Desbois and Wang summarized the roles of cancer-associated fibroblasts (CAFs) in the TME and their impact on immunotherapy efficacy. Using FAP, SMA, and CD29 markers, four functionally distinct CAF populations were identified in breast and ovarian cancer, including immunosuppressive CAF-S1(FAPhiCD29med/hiSMAhi) and contractile CAF-S4 (FAP-CD29hiSMAhi). In tumors with efficient immune cell infiltration, CAFs have antitumor roles (CD8+ T cell recruitment and cell trafficking) and pro-tumor roles (immunosuppressive cell recruitment and polarization, and Treg activation and retention).

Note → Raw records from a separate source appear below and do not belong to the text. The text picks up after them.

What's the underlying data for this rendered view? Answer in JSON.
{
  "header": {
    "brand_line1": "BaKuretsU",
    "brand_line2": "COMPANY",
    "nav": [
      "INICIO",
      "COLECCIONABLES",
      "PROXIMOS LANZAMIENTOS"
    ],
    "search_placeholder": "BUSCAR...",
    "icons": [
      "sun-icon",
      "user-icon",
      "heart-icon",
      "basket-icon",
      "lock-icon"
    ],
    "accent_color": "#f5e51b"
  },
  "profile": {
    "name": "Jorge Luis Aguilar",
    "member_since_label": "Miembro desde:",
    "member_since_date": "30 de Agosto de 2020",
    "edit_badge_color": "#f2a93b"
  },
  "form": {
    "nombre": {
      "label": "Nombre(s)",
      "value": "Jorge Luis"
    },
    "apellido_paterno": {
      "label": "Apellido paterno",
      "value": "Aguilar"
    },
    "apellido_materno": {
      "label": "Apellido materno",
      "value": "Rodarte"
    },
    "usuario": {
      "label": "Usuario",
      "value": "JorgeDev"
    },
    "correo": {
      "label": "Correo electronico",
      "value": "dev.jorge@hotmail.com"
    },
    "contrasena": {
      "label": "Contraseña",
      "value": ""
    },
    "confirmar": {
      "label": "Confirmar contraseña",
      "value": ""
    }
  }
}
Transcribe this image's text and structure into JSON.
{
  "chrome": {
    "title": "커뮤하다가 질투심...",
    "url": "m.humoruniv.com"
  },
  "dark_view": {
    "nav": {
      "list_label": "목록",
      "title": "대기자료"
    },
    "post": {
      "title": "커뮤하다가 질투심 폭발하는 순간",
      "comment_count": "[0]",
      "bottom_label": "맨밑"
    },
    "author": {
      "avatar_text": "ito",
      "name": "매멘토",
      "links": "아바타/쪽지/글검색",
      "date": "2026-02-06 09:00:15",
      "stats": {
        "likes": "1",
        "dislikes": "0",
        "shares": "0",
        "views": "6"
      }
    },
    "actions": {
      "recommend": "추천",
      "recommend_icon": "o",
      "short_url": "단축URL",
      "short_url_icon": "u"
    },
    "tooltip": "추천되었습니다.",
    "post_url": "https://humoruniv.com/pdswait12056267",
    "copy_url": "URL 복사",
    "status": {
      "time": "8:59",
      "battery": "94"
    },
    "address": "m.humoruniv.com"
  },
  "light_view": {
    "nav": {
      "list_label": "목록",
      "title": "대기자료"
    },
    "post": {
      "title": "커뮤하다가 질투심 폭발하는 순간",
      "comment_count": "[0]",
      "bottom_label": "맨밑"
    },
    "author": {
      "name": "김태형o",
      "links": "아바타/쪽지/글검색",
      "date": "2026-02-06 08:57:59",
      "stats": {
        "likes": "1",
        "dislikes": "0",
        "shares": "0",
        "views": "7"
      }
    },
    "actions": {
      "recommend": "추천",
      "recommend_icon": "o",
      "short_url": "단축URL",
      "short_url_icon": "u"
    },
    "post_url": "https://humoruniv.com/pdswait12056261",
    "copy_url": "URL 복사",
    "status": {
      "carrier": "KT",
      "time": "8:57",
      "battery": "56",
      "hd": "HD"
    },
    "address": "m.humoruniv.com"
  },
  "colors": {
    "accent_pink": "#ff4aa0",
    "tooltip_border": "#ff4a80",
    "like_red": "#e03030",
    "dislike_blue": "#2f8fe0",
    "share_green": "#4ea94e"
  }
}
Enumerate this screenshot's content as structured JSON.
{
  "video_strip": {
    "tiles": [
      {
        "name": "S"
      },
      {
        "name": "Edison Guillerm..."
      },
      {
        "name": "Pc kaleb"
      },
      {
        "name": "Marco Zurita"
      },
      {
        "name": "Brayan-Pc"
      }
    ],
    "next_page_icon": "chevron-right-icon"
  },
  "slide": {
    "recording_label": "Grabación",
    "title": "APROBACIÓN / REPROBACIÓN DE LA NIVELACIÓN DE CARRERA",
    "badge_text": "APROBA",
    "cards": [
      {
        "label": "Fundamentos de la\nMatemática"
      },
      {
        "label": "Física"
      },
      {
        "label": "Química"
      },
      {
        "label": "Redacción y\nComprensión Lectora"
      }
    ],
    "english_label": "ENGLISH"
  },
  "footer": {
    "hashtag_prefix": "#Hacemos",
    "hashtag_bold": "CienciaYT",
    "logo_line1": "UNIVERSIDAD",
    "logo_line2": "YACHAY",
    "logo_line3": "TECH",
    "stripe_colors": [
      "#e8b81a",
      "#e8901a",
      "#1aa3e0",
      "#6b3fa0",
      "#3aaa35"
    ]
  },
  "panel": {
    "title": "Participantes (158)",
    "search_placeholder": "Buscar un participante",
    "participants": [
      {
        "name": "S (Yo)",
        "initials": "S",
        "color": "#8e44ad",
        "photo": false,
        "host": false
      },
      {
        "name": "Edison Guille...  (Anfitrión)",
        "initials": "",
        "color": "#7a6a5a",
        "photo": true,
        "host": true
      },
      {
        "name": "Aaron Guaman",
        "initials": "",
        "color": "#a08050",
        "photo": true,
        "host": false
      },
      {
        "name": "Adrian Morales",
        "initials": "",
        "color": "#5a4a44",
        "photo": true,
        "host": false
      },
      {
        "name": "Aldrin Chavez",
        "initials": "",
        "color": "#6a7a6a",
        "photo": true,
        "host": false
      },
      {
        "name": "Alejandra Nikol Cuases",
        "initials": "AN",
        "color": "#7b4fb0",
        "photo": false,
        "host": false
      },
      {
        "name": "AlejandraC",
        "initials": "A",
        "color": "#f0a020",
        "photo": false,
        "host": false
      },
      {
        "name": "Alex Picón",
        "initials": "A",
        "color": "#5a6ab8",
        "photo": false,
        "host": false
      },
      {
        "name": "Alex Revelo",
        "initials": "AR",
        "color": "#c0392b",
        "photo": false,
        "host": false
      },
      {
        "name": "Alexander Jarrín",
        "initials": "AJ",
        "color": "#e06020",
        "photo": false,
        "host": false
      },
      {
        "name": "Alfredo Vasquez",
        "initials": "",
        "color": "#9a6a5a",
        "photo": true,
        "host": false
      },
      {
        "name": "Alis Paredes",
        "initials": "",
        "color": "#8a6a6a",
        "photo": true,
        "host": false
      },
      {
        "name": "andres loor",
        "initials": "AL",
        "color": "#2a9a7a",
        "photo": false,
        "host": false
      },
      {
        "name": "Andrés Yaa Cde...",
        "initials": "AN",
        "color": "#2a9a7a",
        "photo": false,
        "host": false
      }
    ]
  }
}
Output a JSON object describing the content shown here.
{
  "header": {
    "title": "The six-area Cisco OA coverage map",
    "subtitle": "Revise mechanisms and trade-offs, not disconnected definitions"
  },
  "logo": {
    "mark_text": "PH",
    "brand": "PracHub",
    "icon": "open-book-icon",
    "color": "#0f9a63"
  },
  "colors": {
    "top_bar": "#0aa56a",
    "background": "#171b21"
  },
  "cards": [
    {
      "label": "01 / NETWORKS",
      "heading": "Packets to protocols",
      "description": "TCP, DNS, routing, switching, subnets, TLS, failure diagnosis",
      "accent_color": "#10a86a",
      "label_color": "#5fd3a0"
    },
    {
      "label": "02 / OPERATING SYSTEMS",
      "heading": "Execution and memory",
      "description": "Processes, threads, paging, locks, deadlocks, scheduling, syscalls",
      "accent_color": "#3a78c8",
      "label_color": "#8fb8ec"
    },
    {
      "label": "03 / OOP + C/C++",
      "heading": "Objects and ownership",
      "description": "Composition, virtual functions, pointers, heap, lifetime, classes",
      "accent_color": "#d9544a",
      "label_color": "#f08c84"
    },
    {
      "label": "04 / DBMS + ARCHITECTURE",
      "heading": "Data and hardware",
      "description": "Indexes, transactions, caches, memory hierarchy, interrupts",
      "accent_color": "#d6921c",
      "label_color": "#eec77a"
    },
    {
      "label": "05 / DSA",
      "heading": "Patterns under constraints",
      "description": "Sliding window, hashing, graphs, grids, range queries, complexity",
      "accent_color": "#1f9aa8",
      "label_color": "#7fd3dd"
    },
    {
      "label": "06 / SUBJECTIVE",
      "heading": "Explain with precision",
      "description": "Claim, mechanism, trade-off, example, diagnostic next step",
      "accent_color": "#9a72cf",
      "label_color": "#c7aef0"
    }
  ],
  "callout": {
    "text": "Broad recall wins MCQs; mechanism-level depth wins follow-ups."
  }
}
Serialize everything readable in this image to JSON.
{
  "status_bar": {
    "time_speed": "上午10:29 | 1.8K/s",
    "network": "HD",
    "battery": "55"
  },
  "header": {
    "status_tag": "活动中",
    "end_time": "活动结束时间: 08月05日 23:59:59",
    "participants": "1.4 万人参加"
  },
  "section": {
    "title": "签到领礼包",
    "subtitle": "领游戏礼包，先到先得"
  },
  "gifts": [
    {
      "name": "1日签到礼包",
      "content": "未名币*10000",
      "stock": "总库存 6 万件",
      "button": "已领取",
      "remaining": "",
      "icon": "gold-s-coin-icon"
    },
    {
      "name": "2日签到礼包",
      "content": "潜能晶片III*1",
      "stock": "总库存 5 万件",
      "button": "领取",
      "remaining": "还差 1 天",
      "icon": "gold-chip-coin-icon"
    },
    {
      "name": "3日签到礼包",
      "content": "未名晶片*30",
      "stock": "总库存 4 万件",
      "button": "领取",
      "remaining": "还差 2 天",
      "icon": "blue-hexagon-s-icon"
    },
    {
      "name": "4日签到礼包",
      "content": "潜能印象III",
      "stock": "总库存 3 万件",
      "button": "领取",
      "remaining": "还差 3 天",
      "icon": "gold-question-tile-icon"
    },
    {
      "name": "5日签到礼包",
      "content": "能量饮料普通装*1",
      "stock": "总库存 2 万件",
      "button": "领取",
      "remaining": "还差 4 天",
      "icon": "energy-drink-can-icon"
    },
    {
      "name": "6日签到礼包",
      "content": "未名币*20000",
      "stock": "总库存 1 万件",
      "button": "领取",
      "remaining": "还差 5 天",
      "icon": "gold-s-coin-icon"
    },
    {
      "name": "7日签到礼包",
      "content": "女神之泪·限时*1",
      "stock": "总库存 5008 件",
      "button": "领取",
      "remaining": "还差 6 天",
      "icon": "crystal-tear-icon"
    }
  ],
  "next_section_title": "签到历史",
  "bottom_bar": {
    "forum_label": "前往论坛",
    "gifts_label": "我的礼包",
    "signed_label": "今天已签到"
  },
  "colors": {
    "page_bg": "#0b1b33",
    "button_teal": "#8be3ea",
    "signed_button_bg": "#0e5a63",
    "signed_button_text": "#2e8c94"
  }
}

Contributed by Katherine Turner
ABSTRACT: Cancer immunotherapies have rapidly changed the therapeutic landscape for cancer. Nevertheless, most of the patients show innate or acquired resistance to these therapies. Studies conducted in recent years have highlighted an emerging role of cancer-associated fibroblasts (CAFs) in immune regulation that shapes the tumor immune microenvironment (TIME) and influences response to cancer immunotherapies. In this review, we outline recent advances in the understanding of phenotypic and functional heterogeneity of CAFs. We will focus on emerging roles of CAFs in shaping the TIME, especially under a framework of tumor immunity continuum, and discuss current and future CAF-targeting therapeutic strategies in particular in the context of optimizing the success of immunotherapies.